MC, It's a matter of vector algebra, adding the various force vectors results in a net side force that can only pull the stylus toward the spindle (in the case of an overhung tonearm), because the stiffness of the arm wand prevents movement in the actual direction of the major net force, which is toward an ever-moving point that is always pointed to the rear but to the inside of the pivot (with a pivoted, overhung tonearm). With an underhung tonearm, the direction of the side force actually changes from pulling the tonearm inward to pushing it outward, after the stylus passes through its single null point, where there momentarily is zero skating force.

"Each and every point on a circle is the same distance from the center. Therefore the vector pointing towards the center is zero." It's not that the two statements are wrong. It is that the two statements have nothing to do with each other. Moreover, an LP groove is actually spiraling toward the spindle or the label, so each and every point is NOT the same distance from the center. And there is a net vector force toward the spindle; we call it the skating force. (I know we agree on that, but you seem to lose sight of it once in a while.)

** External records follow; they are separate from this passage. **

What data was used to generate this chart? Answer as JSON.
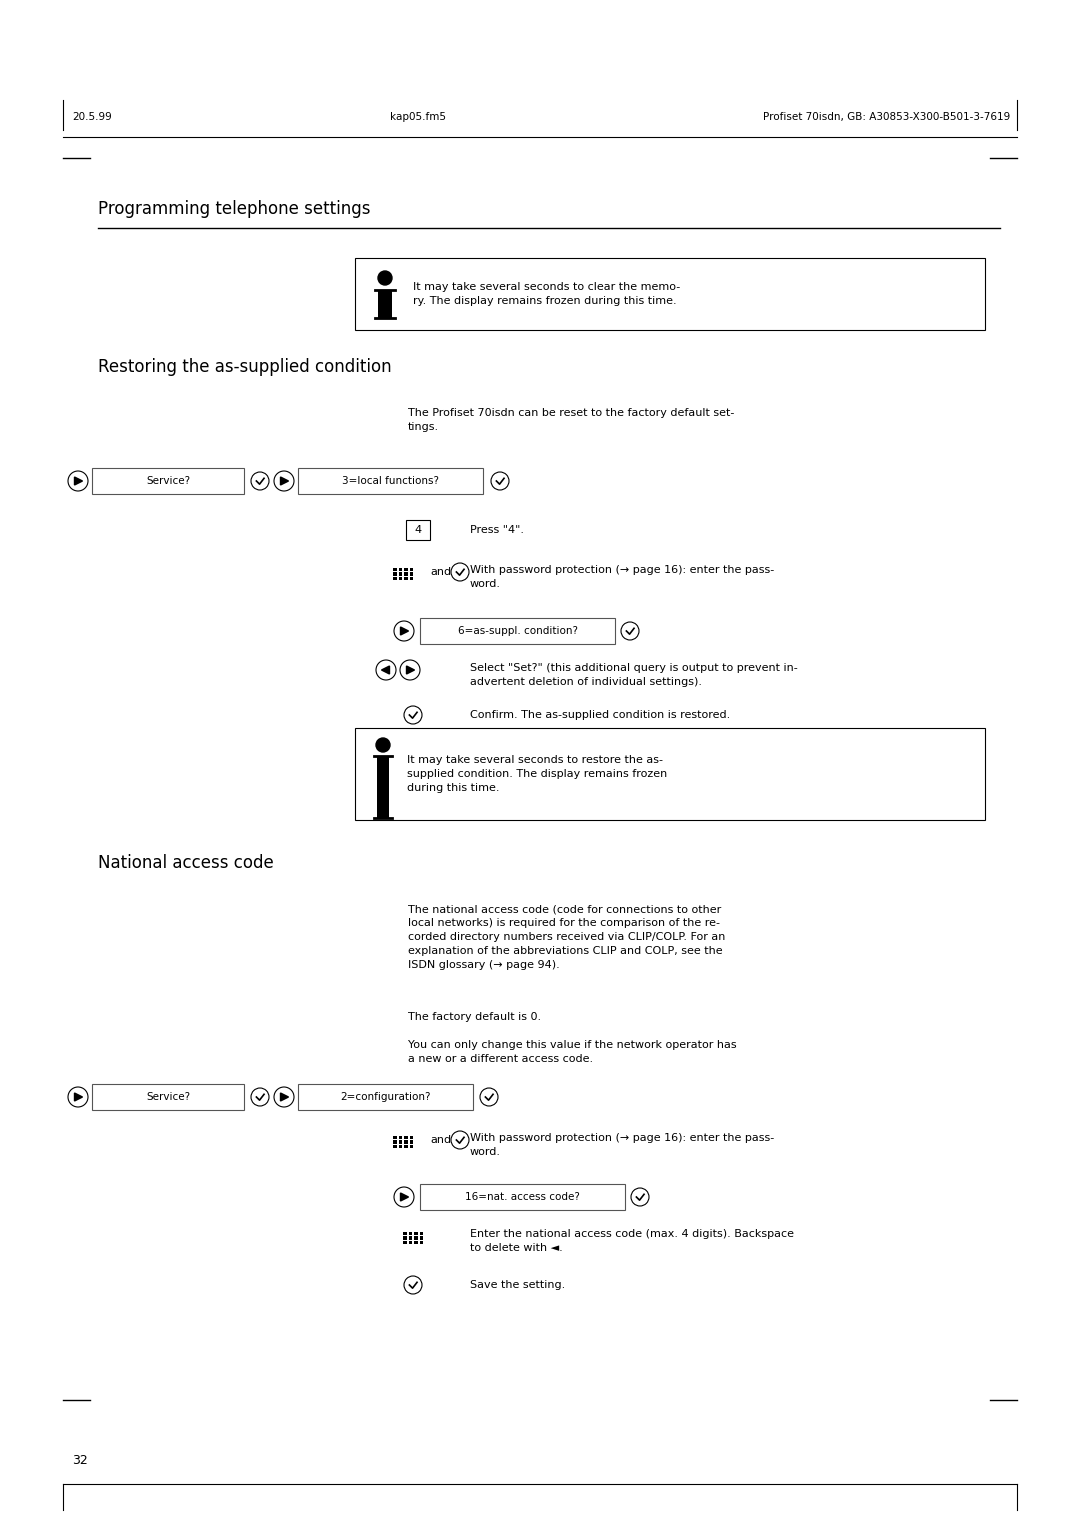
{
  "page_width": 10.8,
  "page_height": 15.28,
  "bg_color": "#ffffff",
  "header_left": "20.5.99",
  "header_center": "kap05.fm5",
  "header_right": "Profiset 70isdn, GB: A30853-X300-B501-3-7619",
  "chapter_title": "Programming telephone settings",
  "section1_title": "Restoring the as-supplied condition",
  "section2_title": "National access code",
  "footer_page": "32",
  "note1_text": "It may take several seconds to clear the memo-\nry. The display remains frozen during this time.",
  "note2_text": "It may take several seconds to restore the as-\nsupplied condition. The display remains frozen\nduring this time.",
  "desc1_text": "The Profiset 70isdn can be reset to the factory default set-\ntings.",
  "desc2_text": "The national access code (code for connections to other\nlocal networks) is required for the comparison of the re-\ncorded directory numbers received via CLIP/COLP. For an\nexplanation of the abbreviations CLIP and COLP, see the\nISDN glossary (→ page 94).",
  "desc3_text": "The factory default is 0.",
  "desc4_text": "You can only change this value if the network operator has\na new or a different access code.",
  "step1_text": "Press \"4\".",
  "step2_text": "With password protection (→ page 16): enter the pass-\nword.",
  "step3_text": "Select \"Set?\" (this additional query is output to prevent in-\nadvertent deletion of individual settings).",
  "step4_text": "Confirm. The as-supplied condition is restored.",
  "step5_text": "With password protection (→ page 16): enter the pass-\nword.",
  "step6_text": "Enter the national access code (max. 4 digits). Backspace\nto delete with ◄.",
  "step7_text": "Save the setting.",
  "lcd1_text": "Service?",
  "lcd2_text": "3=local functions?",
  "lcd3_text": "6=as-suppl. condition?",
  "lcd4_text": "Service?",
  "lcd5_text": "2=configuration?",
  "lcd6_text": "16=nat. access code?"
}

The ball on a string goes off into space on a straight line tangent to its circular orbit, when you let go, because you were applying a force that kept it circling, until you let go of the string. That is called a centripetal force. Because as Newton tells us, "every object persists in its state of rest or uniform motion in a straight line, unless it is compelled to change that state by forces impressed upon it".

You wrote, "The motion of each point on the circle breaks down into a vector that is pointed straight ahead, ie tangentially, and straight towards the center. Each and every point on a circle is the same distance from the center. Therefore the vector pointing towards the center is zero." What?

The reason why overhung tonearms can never have zero skating force can be shown by the Pythagorean Theorem. As you say, tangency to the groove is what we are talking about, but we need tangency to the groove where the friction force generated at the stylus tip has a vector that passes back through the pivot point. Then and only then do we have zero skating force. Consider an underhung tonearm with no headshell offset angle that can achieve zero skating force at its single null point. In that one moment, the distance from the pivot through the tonearm/cartridge is one side of a right angle triangle (side a). The distance from the stylus tip to the spindle is another side of a right angle triangle (side b). And the pivot to spindle distance would be the hypotenuse of the right angle triangle, side c. Pythagorus told us that for any right angle triangle, c-squared = a-squared + b-squared. But if you have an overhung stylus, side a (tonearm effective length) is always larger than side c (P2S). So you can never achieve even a null point, let alone zero skating force, with an overhung tonearm, UNLESS you invoke a headshell offset angle. The founding fathers of cartridge alignment handed down to us a headshell offset angle, so as to achieve two null points across the surface of an LP. But they didn't give us any condition that satisfies what we need for zero skating force, because headshell offset per se causes a skating force.

"Each and every point on a circle is the same distance from the center. Therefore the vector pointing towards the center is zero." It's not that the two statements are wrong. It is that the two statements have nothing to do with each other. Moreover, an LP groove is actually spiraling toward the spindle or the label, so each and every point is NOT the same distance from the center. And there is a net vector force toward the spindle; we call it the skating force. (I know we agree on that, but you seem to lose sight of it once in a while.)

The ball on a string goes off into space on a straight line tangent to its circular orbit, when you let go, because you were applying a force that kept it circling, until you let go of the string. That is called a centripetal force. Because as Newton tells us, "every object persists in its state of rest or uniform motion in a straight line, unless it is compelled to change that state by forces impressed upon it".

You wrote, "The motion of each point on the circle breaks down into a vector that is pointed straight ahead, ie tangentially, and straight towards the center. Each and every point on a circle is the same distance from the center. Therefore the vector pointing towards the center is zero." What?

The reason why overhung tonearms can never have zero skating force can be shown by the Pythagorean Theorem. As you say, tangency to the groove is what we are talking about, but we need tangency to the groove where the friction force generated at the stylus tip has a vector that passes back through the pivot point. Then and only then do we have zero skating force. Consider an underhung tonearm with no headshell offset angle that can achieve zero skating force at its single null point. In that one moment, the distance from the pivot through the tonearm/cartridge is one side of a right angle triangle (side a). The distance from the stylus tip to the spindle is another side of a right angle triangle (side b). And the pivot to spindle distance would be the hypotenuse of the right angle triangle, side c. Pythagorus told us that for any right angle triangle, c-squared = a-squared + b-squared. But if you have an overhung stylus, side a (tonearm effective length) is always larger than side c (P2S). So you can never achieve even a null point, let alone zero skating force, with an overhung tonearm, UNLESS you invoke a headshell offset angle. The founding fathers of cartridge alignment handed down to us a headshell offset angle, so as to achieve two null points across the surface of an LP. But they didn't give us any condition that satisfies what we need for zero skating force, because headshell offset per se causes a skating force.